Not a day goes by, it seems, when the media isn’t carrying another story about sexual assaults on our college and university campuses. And it’s not just an issue at jock-party-frat schools like Virginia, it’s also happening at elite schools like MIT. But while educators and parents alike struggle to find answers to what appears to be a growing problem, leave it to the gun folks to come up with the same solution that they use in every discussion about crime and safety, namely, get yourself a gun.
I am referring to an organization called Students for Concealed Carry, which has the requisite website, Facebook page and Twitter channel, all devoted to the idea that students should be allowed to carry guns on college campuses because self-protection is a “human right” and everyone knows that the best way to protect yourself is by carrying a gun. Of course the organization is not affiliated with the NRA and is at pains to present itself in a non-partisan way, its leadership representing “conservatives, moderates, liberals, Republicans, Democrats, Libertarians, Independents, etc.”
I’m always amazed at how non-partisan these pro-gun groups claim to be. Of course I have never seen any of these groups ever advocate a gun policy that wasn’t straight out of the RNC playbook, but that’s neither here nor there. After all, self-protection shouldn’t be a partisan issue, right? Except for one little thing. By advocating self-protection with a gun, groups like Students for Concealed Carry aren’t advancing human rights at all and they certainly aren’t promoting strategies that make us more safe. The leadership of this organization, whether they know it or not, is advancing an agenda that has not only been discredited in terms of research, but has been cynically promoted by the gun lobby as a way to sell more guns.
The nonsense about the protective value of gun ownership started in 1994 when a criminologist named Gary Kleck published the results of a telephone survey in which he asked people whether they had ever used a gun to prevent a crime from taking place. On the basis of 213 responses, Kleck stated that armed Americans prevented upwards of 2.5 million serious crimes annually, even though he made no effort to validate whether people were telling him the truth, or whether the person against whom they brandished a gun was actually going to commit a crime. The study was manna from heaven for the gun industry, which was trying to figure out how to replace its traditional hunting market with new reasons for people to own guns.

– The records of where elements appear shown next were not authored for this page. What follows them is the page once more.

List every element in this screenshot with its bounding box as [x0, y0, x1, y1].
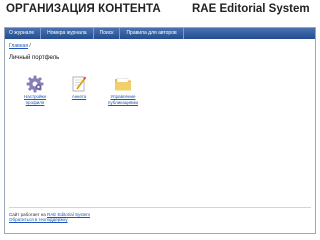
browser-page: О журнале Номера журнала Поиск Правила д…: [4, 27, 316, 234]
breadcrumb: Главная /: [9, 43, 31, 49]
document-pen-icon: [72, 76, 87, 92]
top-nav: О журнале Номера журнала Поиск Правила д…: [5, 28, 315, 39]
page-title: Личный портфель: [9, 55, 60, 61]
nav-item-search[interactable]: Поиск: [94, 28, 121, 39]
breadcrumb-separator: /: [29, 43, 31, 49]
tile-profile-settings[interactable]: Настройки профиля: [15, 75, 55, 105]
tile-label-line2[interactable]: публикациями: [103, 100, 143, 105]
breadcrumb-home-link[interactable]: Главная: [9, 43, 28, 49]
system-name: RAE Editorial System: [192, 3, 310, 15]
tile-questionnaire[interactable]: Анкета: [59, 75, 99, 99]
tile-label-line1[interactable]: Настройки: [15, 94, 55, 99]
support-link[interactable]: Обратиться в техподдержку: [9, 217, 90, 222]
nav-item-issues[interactable]: Номера журнала: [41, 28, 94, 39]
slide-header: ОРГАНИЗАЦИЯ КОНТЕНТА RAE Editorial Syste…: [0, 0, 320, 18]
slide-title: ОРГАНИЗАЦИЯ КОНТЕНТА: [6, 3, 161, 15]
tile-label-line1[interactable]: Анкета: [59, 94, 99, 99]
footer: Сайт работает на RAE Editorial System Об…: [9, 212, 90, 222]
footer-divider: [9, 207, 311, 208]
folder-icon: [115, 78, 131, 91]
gear-icon: [26, 75, 44, 93]
tile-label-line2[interactable]: профиля: [15, 100, 55, 105]
nav-item-about[interactable]: О журнале: [8, 28, 42, 39]
tile-publications-management[interactable]: Управление публикациями: [103, 75, 143, 105]
tile-label-line1[interactable]: Управление: [103, 94, 143, 99]
nav-item-author-rules[interactable]: Правила для авторов: [120, 28, 184, 39]
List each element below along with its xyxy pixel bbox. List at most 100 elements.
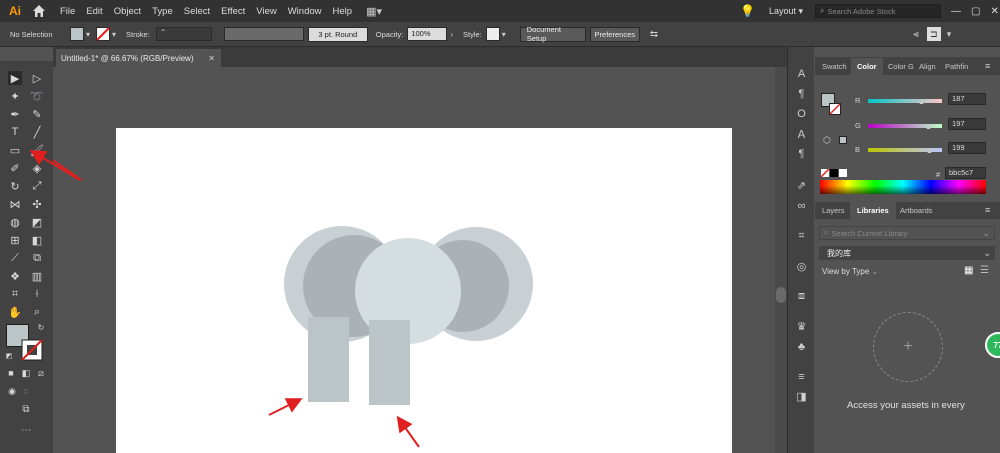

And since the early 1990’s which saw a major rise in urban crime largely due to the spread of crack cocaine, connecting the public fear of crime with the supposed protective value of a gun made perfect marketing sense.
I wrote a detailed critique of Kleck’s so-called research in my latest book on guns, and pointed out that the biggest problem with his argument was the fact that his survey only asked respondents if they had resisted a crime by using a gun. It seemed to me that if you really wanted to prove that guns were a positive means for self-protection, the least you would have to do is compare the outcome of using a gun for self-defense with other options, such as running away, yelling or calling the cops.
But that research has finally been done and the author of that study, first published in 2005 and just republished this year, is none other than the selfsame Gary Kleck. And guess what the champion of gun self-defense found when he compared using a gun to other forms of self-defense in instances of rape and assault? There was really no difference at all. Oh, there were a few caveats about not having enough data to understand exactly whether guns made a difference or not, but the bottom line is that you don’t defend yourself from a rape or an assault any better if you do or don’t carry a gun. The folks who run Students for Concealed Carry might want to rethink their ideas.